The police chief of Gaza and several children were among the dead Thursday as Israel killed at least 28 people under 24 hours in the Palestinian territory.
An Israeli airstrike killed 11 people and injured others in the south of the Gaza Strip early Thursday morning, according to Palestinian reports.
Meanwhile, Gaza's civil defense agency said two other Israeli strikes later Thursday elsewhere in the territory killed 14 Palestinians.
The Israeli military confirmed it had carried out the overnight strike on the area of Khan Younis, in the southern Gaza Strip, which it said targeted deputy police chief Hussam Shahwan over his alleged role in planning attacks on Israeli troops.
The civil defense agency said Shahwan was among 11 people killed in the strike, which according to the rescuers and authorities in Gaza also left the commander of the police force, Mahmud Salah, dead.
"Eleven people were martyred, including three children and two women, and 15 were injured after the (Israeli) occupation aircraft bombed a tent housing displaced people in the al-Mawasi area, west of Khan Yunis city in the southern Gaza Strip," said a civil defense statement.

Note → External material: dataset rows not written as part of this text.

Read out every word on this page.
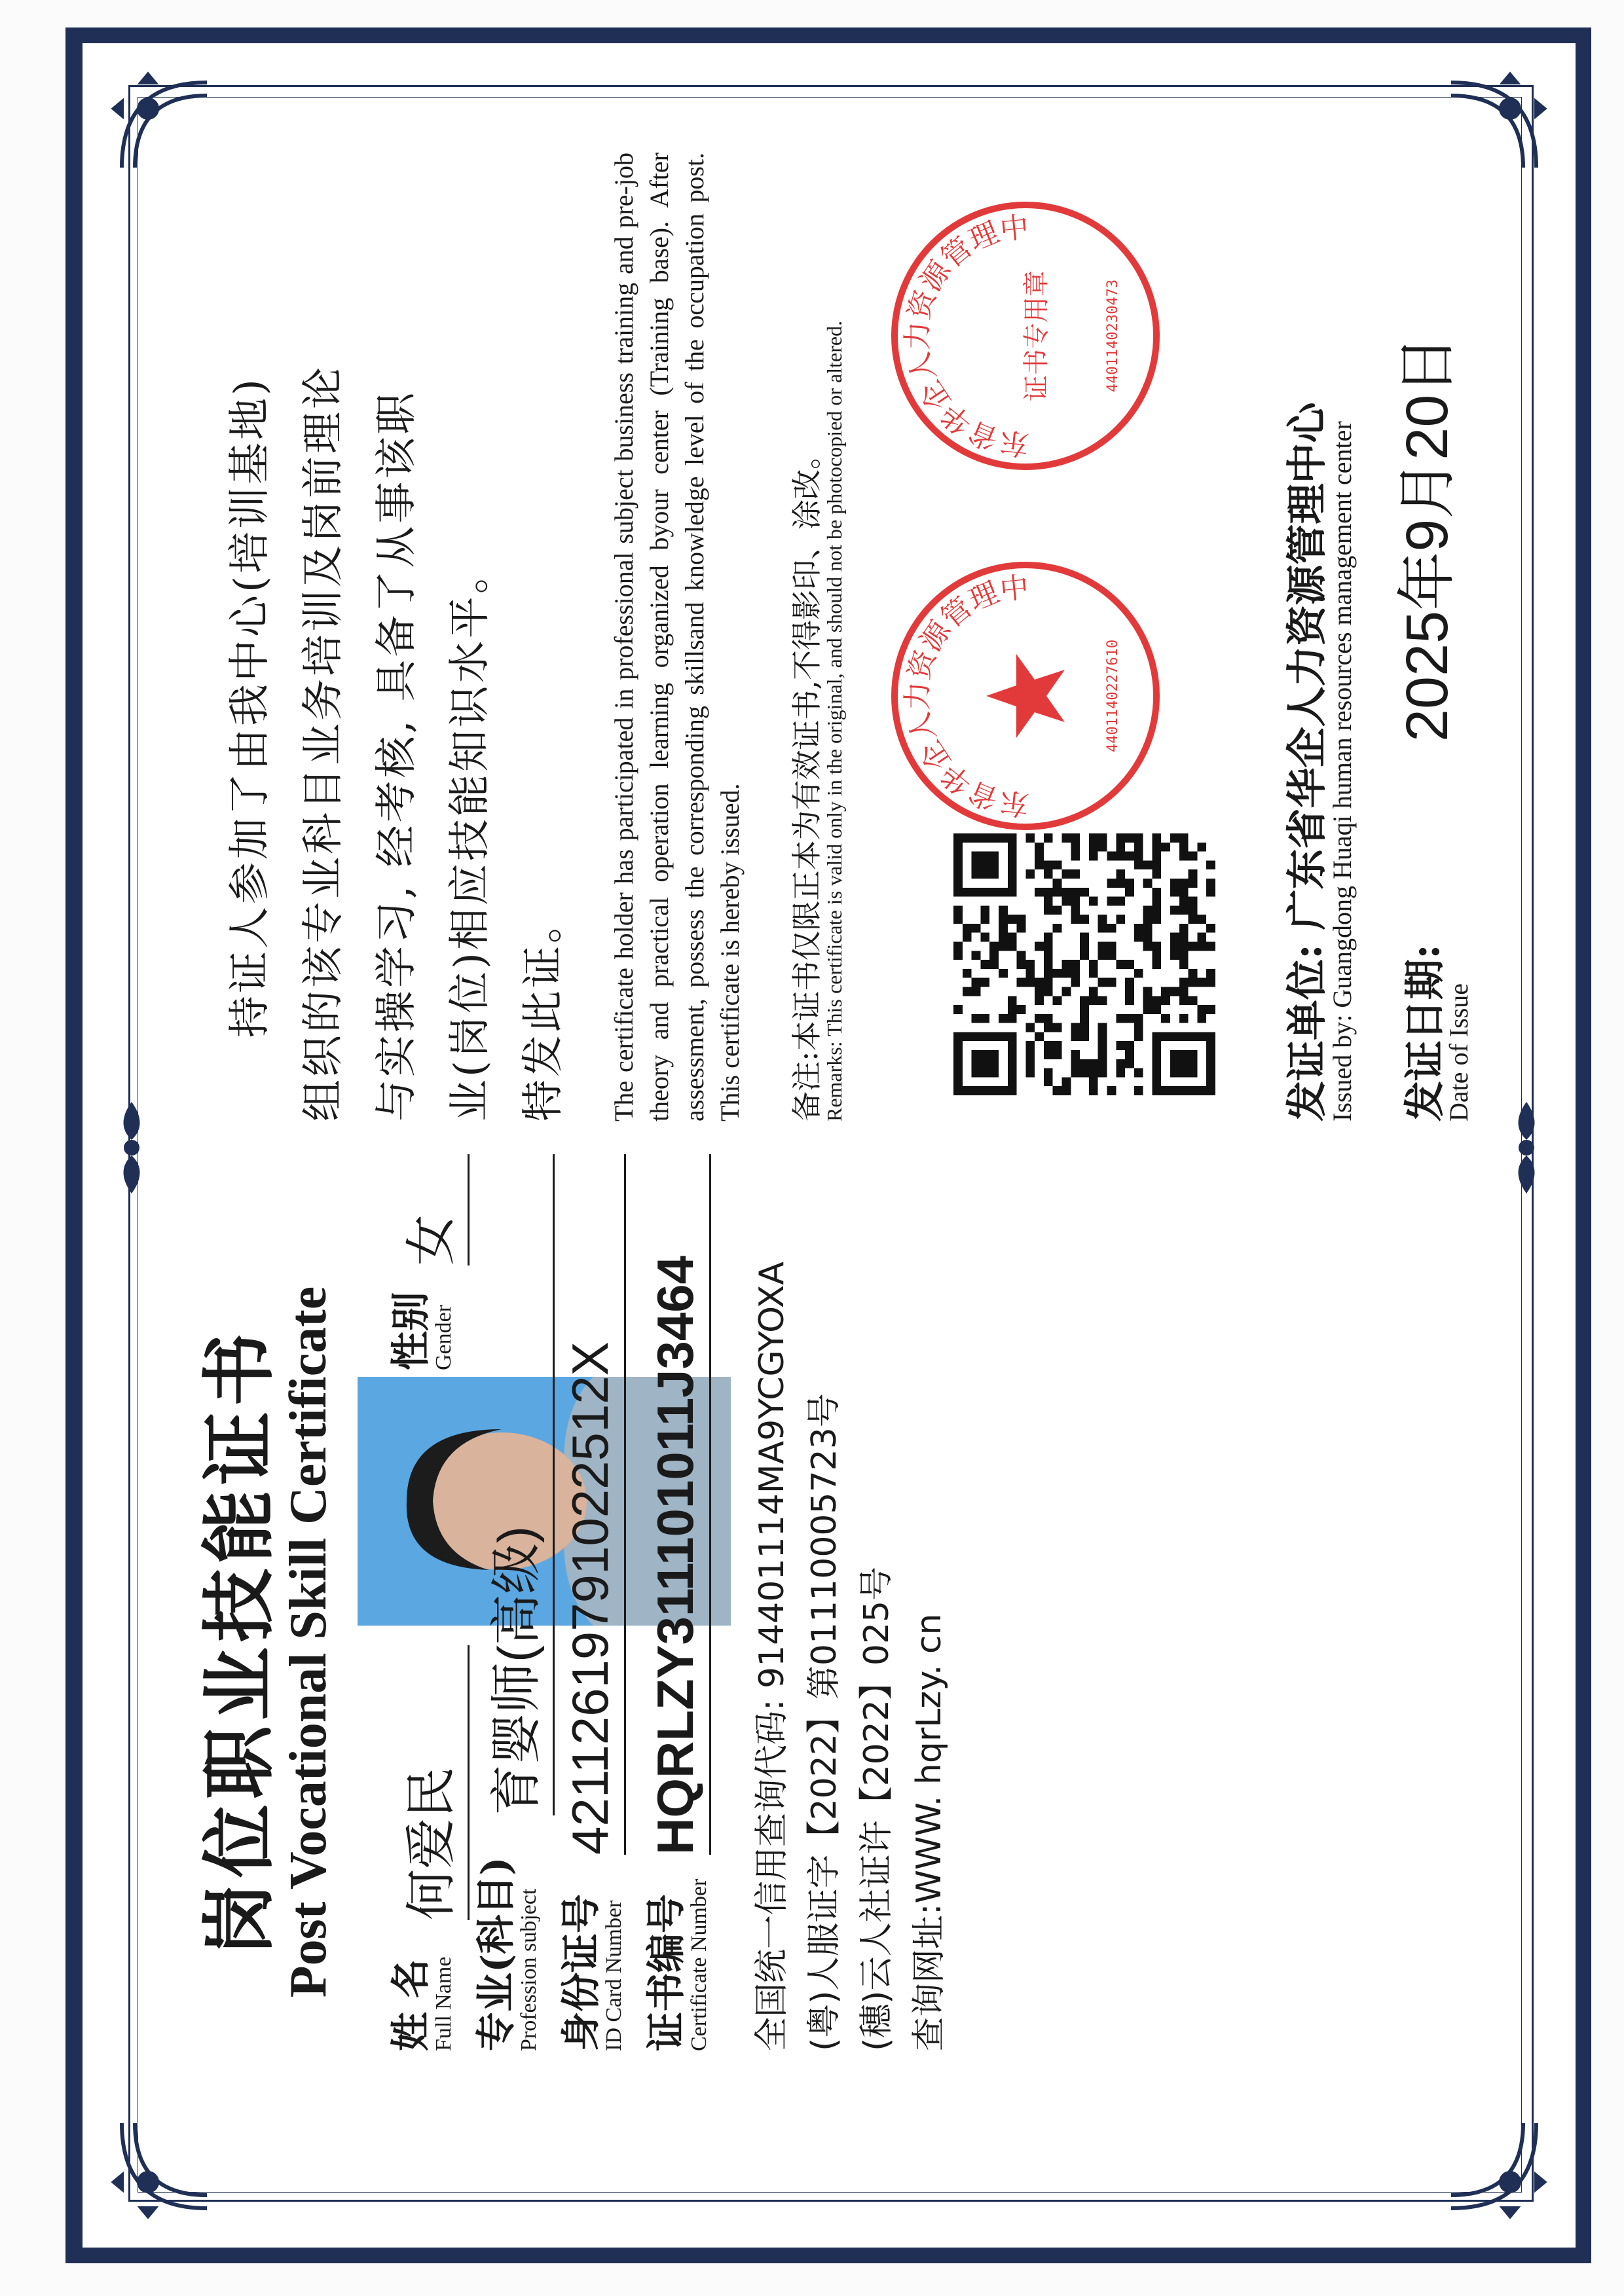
岗位职业技能证书
Post Vocational Skill Certificate
姓 名
Full Name
何爱民
性别
Gender
女
专业(科目)
Profession subject
育婴师(高级)
身份证号
ID Card Number
42112619791022512X
证书编号
Certificate Number
HQRLZY311101011J3464 全国统一信用查询代码: 914401114MA9YCGYOXA (粤)人服证字【2022】第01110005723号 (穗)云人社证许【2022】025号 查询网址:WWW. hqrLzy. cn
持证人参加了由我中心(培训基地) 组织的该专业科目业务培训及岗前理论 与实操学习, 经考核, 具备了从事该职 业(岗位)相应技能知识水平。 特发此证。	The certificate holder has participated in professional subject business training and pre-job theory and practical operation learning organized byour center (Training base). After assessment, possess the corresponding skillsand knowledge level of the occupation post. This certificate is hereby issued. 备注:本证书仅限正本为有效证书,不得影印、涂改。
Remarks: This certificate is valid only in the original, and should not be photocopied or altered.	东省华企人力资源管理中
4401140227610
东省华企人力资源管理中
证书专用章	4401140230473
发证单位: 广东省华企人力资源管理中心
Issued by: Guangdong Huaqi human resources management center
发证日期:
Date of Issue
2025年9月20日
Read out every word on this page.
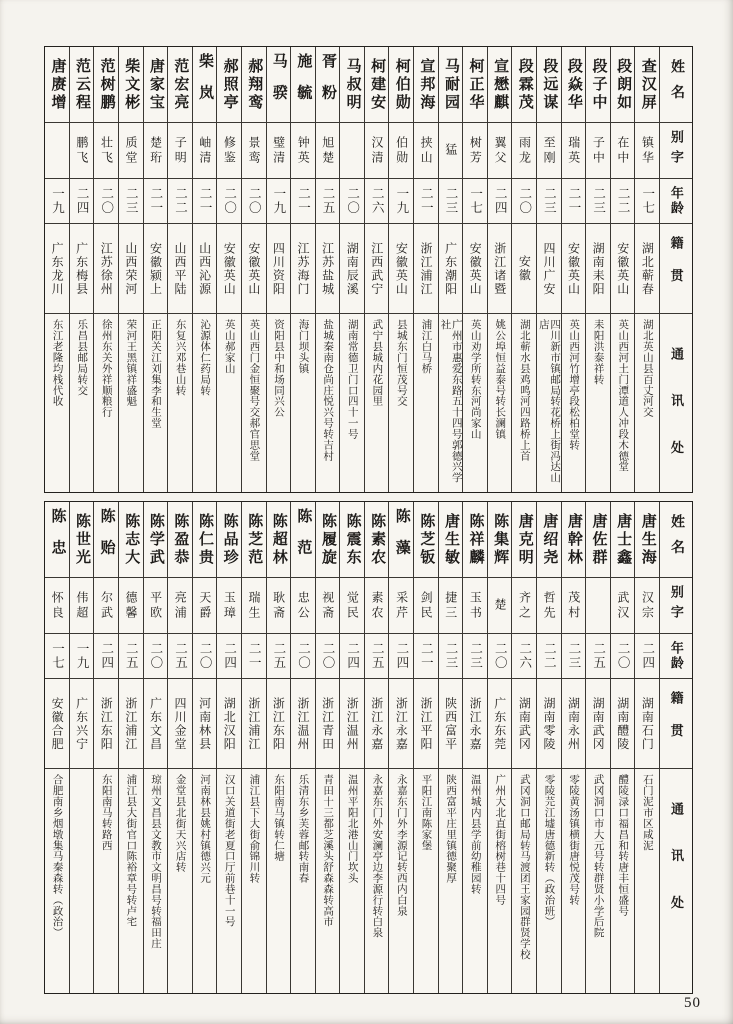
姓名
别字
年龄
籍贯
通讯处
查汉屏
镇华
一七
湖北蕲春
湖北英山县百丈河交
段朗如
在中
二二
安徽英山
英山西河土门潭道人冲段木德堂
段子中
子中
二三
湖南耒阳
耒阳洪泰祥转
段焱华
瑞英
二一
安徽英山
英山西河竹增亭段松柏堂转
段远谋
至刚
二三
四川广安
四川新市镇邮局转花桥上街冯达山店
段霖茂
雨龙
二〇
安徽
湖北蕲水县鸡鸣河四路桥上首
宣懋麒
翼父
二四
浙江诸暨
姚公埠恒益泰号转长澜镇
柯正华
树芳
一七
安徽英山
英山劝学所转东河尚家山
马耐园
猛
二三
广东潮阳
广州市惠爱东路五十四号郭德兴学社
宣邦海
挟山
二一
浙江浦江
浦江白马桥
柯伯勋
伯勋
一九
安徽英山
县城东门恒茂号交
柯建安
汉清
二六
江西武宁
武宁县城内花园里
马叔明
二〇
湖南辰溪
湖南常德卫门口四十一号
胥粉
旭楚
二五
江苏盐城
盐城秦南仓尚庄悦兴号转吉村
施毓
钟英
二一
江苏海门
海门坝头镇
马骙
璧清
一九
四川资阳
资阳县中和场同兴公
郝翔鸾
景鸾
二〇
安徽英山
英山西门金恒聚号交郝官思堂
郝照亭
修鉴
二〇
安徽英山
英山郝家山
柴岚
岫清
二一
山西沁源
沁源体仁药局转
范宏亮
子明
二二
山西平陆
东复兴邓巷山转
唐家宝
楚珩
二一
安徽颍上
正阳关江刘集李和生堂
柴文彬
质堂
二三
山西荣河
荣河王黑镇祥盛魁
范树鹏
壮飞
二〇
江苏徐州
徐州东关外祥顺粮行
范云程
鹏飞
二四
广东梅县
乐昌县邮局转交
唐赓增
一九
广东龙川
东江老隆均栈代收
姓名
别字
年龄
籍贯
通讯处
唐生海
汉宗
二四
湖南石门
石门泥市区咸泥
唐士鑫
武汉
二〇
湖南醴陵
醴陵渌口福昌和转唐丰恒盛号
唐佐群
二五
湖南武冈
武冈洞口市大元号转群贤小学后院
唐幹林
茂村
二三
湖南永州
零陵黄汤镇横街唐悦茂号转
唐绍尧
哲先
二二
湖南零陵
零陵芫江墟唐德新转（政治班）
唐克明
齐之
二六
湖南武冈
武冈洞口邮局转马渡团王家园群贤学校
陈集辉
楚
二〇
广东东莞
广州大北直街榕树巷十四号
陈祥麟
玉书
二三
浙江永嘉
温州城内县学前幼稚园转
唐生敏
捷三
二三
陕西富平
陕西富平庄里镇德聚厚
陈芝钣
剑民
二一
浙江平阳
平阳江南陈家堡
陈藻
采芹
二四
浙江永嘉
永嘉东门外李源记转西内白泉
陈素农
素农
二五
浙江永嘉
永嘉东门外安澜亭边李源行转白泉
陈震东
觉民
二四
浙江温州
温州平阳北港山门坎头
陈履旋
视斋
二〇
浙江青田
青田十三都芝溪头舒森森转高市
陈范
忠公
二〇
浙江温州
乐清东乡芙蓉邮转南春
陈超林
耿斋
二五
浙江东阳
东阳南马镇转仁塘
陈芝范
瑞生
二一
浙江浦江
浦江县下大街俞锦川转
陈品珍
玉璋
二四
湖北汉阳
汉口关道街老夏口厅前巷十一号
陈仁贵
天爵
二〇
河南林县
河南林县姚村镇德兴元
陈盈恭
亮浦
二五
四川金堂
金堂县北街天兴店转
陈学武
平欧
二〇
广东文昌
琼州文昌县文教市文明昌号转福田庄
陈志大
德馨
二五
浙江浦江
浦江县大街官口陈裕章号转卢宅
陈贻
尔武
二四
浙江东阳
东阳南马转路西
陈世光
伟超
一九
广东兴宁
陈忠
怀良
一七
安徽合肥
合肥南乡烟墩集马秦森转（政治）
50
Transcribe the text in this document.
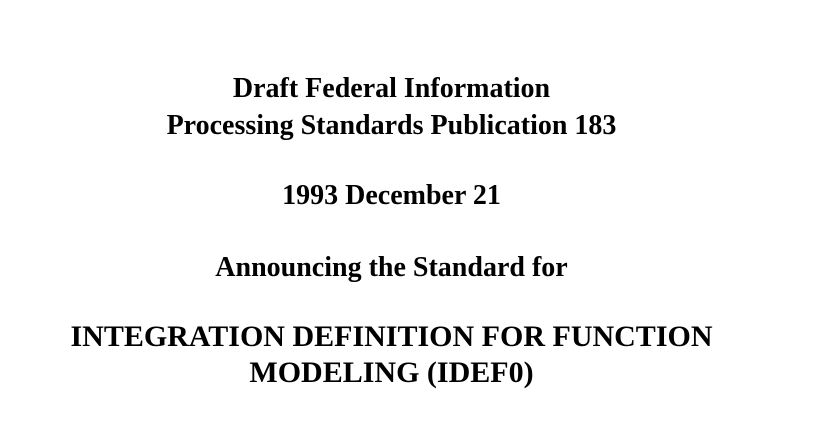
Draft Federal Information
Processing Standards Publication 183
1993 December 21
Announcing the Standard for
INTEGRATION DEFINITION FOR FUNCTION
MODELING (IDEF0)
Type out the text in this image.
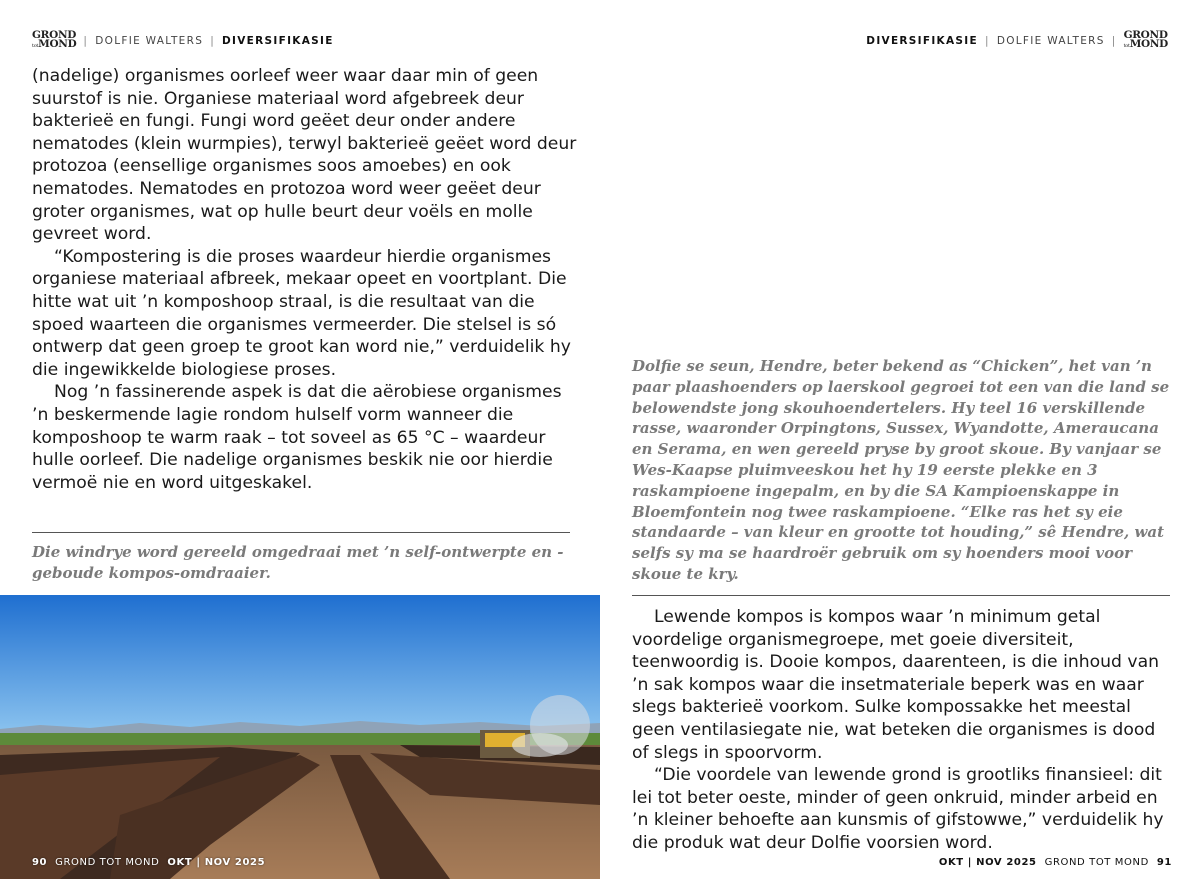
GROND
totMOND | DOLFIE WALTERS | DIVERSIFIKASIE

(nadelige) organismes oorleef weer waar daar min of geen suurstof is nie. Organiese materiaal word afgebreek deur bakterieë en fungi. Fungi word geëet deur onder andere nematodes (klein wurmpies), terwyl bakterieë geëet word deur protozoa (eensellige organismes soos amoebes) en ook nematodes. Nematodes en protozoa word weer geëet deur groter organismes, wat op hulle beurt deur voëls en molle gevreet word.

“Kompostering is die proses waardeur hierdie organismes organiese materiaal afbreek, mekaar opeet en voortplant. Die hitte wat uit ’n komposhoop straal, is die resultaat van die spoed waarteen die organismes vermeerder. Die stelsel is só ontwerp dat geen groep te groot kan word nie,” verduidelik hy die ingewikkelde biologiese proses.

Nog ’n fassinerende aspek is dat die aërobiese organismes ’n beskermende lagie rondom hulself vorm wanneer die komposhoop te warm raak – tot soveel as 65 °C – waardeur hulle oorleef. Die nadelige organismes beskik nie oor hierdie vermoë nie en word uitgeskakel.

Die windrye word gereeld omgedraai met ’n self-ontwerpte en -geboude kompos-omdraaier.
90 GROND TOT MOND OKT | NOV 2025
DIVERSIFIKASIE | DOLFIE WALTERS | GROND
totMOND
Dolfie se seun, Hendre, beter bekend as “Chicken”, het van ’n paar plaashoenders op laerskool gegroei tot een van die land se belowendste jong skouhoendertelers. Hy teel 16 verskillende rasse, waaronder Orpingtons, Sussex, Wyandotte, Ameraucana en Serama, en wen gereeld pryse by groot skoue. By vanjaar se Wes-Kaapse pluimveeskou het hy 19 eerste plekke en 3 raskampioene ingepalm, en by die SA Kampioenskappe in Bloemfontein nog twee raskampioene. “Elke ras het sy eie standaarde – van kleur en grootte tot houding,” sê Hendre, wat selfs sy ma se haardroër gebruik om sy hoenders mooi voor skoue te kry.

Lewende kompos is kompos waar ’n minimum getal voordelige organismegroepe, met goeie diversiteit, teenwoordig is. Dooie kompos, daarenteen, is die inhoud van ’n sak kompos waar die insetmateriale beperk was en waar slegs bakterieë voorkom. Sulke kompossakke het meestal geen ventilasiegate nie, wat beteken die organismes is dood of slegs in spoorvorm.

“Die voordele van lewende grond is grootliks finansieel: dit lei tot beter oeste, minder of geen onkruid, minder arbeid en ’n kleiner behoefte aan kunsmis of gifstowwe,” verduidelik hy die produk wat deur Dolfie voorsien word.

OKT | NOV 2025 GROND TOT MOND 91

Mahmud Bassal, spokesman for the agency, said the two senior police officers were among the dead.
The Israeli military, which has not commented on Salah's death, claimed his deputy Shahwan "was responsible for developing intelligence assessments in coordination with ... Hamas's military wing" in attacks on Israeli forces in Gaza.
Ambulance driver Saleem Abu Subha said rescuers "found the injured lying on the ground, most of them children, as well as two female martyrs" at the site of the strike.
"About 10 tents were damaged, and scattered fires were visible," he said.
The territory's Interior Ministry condemned in a statement the killing of the two top officers, saying "they were performing their humanitarian and national duty in serving our people."
It accused Israel of spreading "chaos" and deepening "the human suffering" in Gaza with the deadly strike.
"The police force is a civil protection force that works to provide services to citizens," the ministry statement said.
The ministry said Salah spent 30 years in the force and was appointed police chief six years ago.
The Israeli military has repeatedly attacked the humanitarian zone in al-Mawasi in the past, claiming that its targets are command centers used by the Palestinian resistance group, Hamas.
Elsewhere in Gaza, the civil defense agency said a strike on Jabalia, in the north, killed at least 10 people.
The Israeli military, whose forces have been engaged in a sweeping operation in northern Gaza since early October, has not commented on the latest strike.
The recent killings pushed the total death toll in Gaza since October 2023 to 45,581, the Health Ministry in the enclave said Thursday.
A ministry statement added that some 108,438 others were injured in the ongoing assault.
"Israeli forces killed 28 people and injured 59 others in two massacres of families in the last 24 hours,” the ministry said.
"Many people are still trapped under the rubble and on the roads as rescuers are unable to reach them,” it added.
Israel has raised a genocidal war in the Gaza Strip since the Hamas incursion on Oct. 7, 2023, despite a U.N. Security Council resolution calling for an immediate cease-fire.
The second year of genocide in Gaza has drawn growing international condemnation, with officials and institutions labeling the attacks and blocking of aid deliveries as a deliberate attempt to destroy a population.
In November, the International Criminal Court (ICC) issued arrest warrants for Israeli Prime Minister Benjamin Netanyahu and former Defense Minister Yoav Gallant for war crimes and crimes against humanity in Gaza.
Israel also faces a genocide case at the International Court of Justice for its deadly war on Gaza.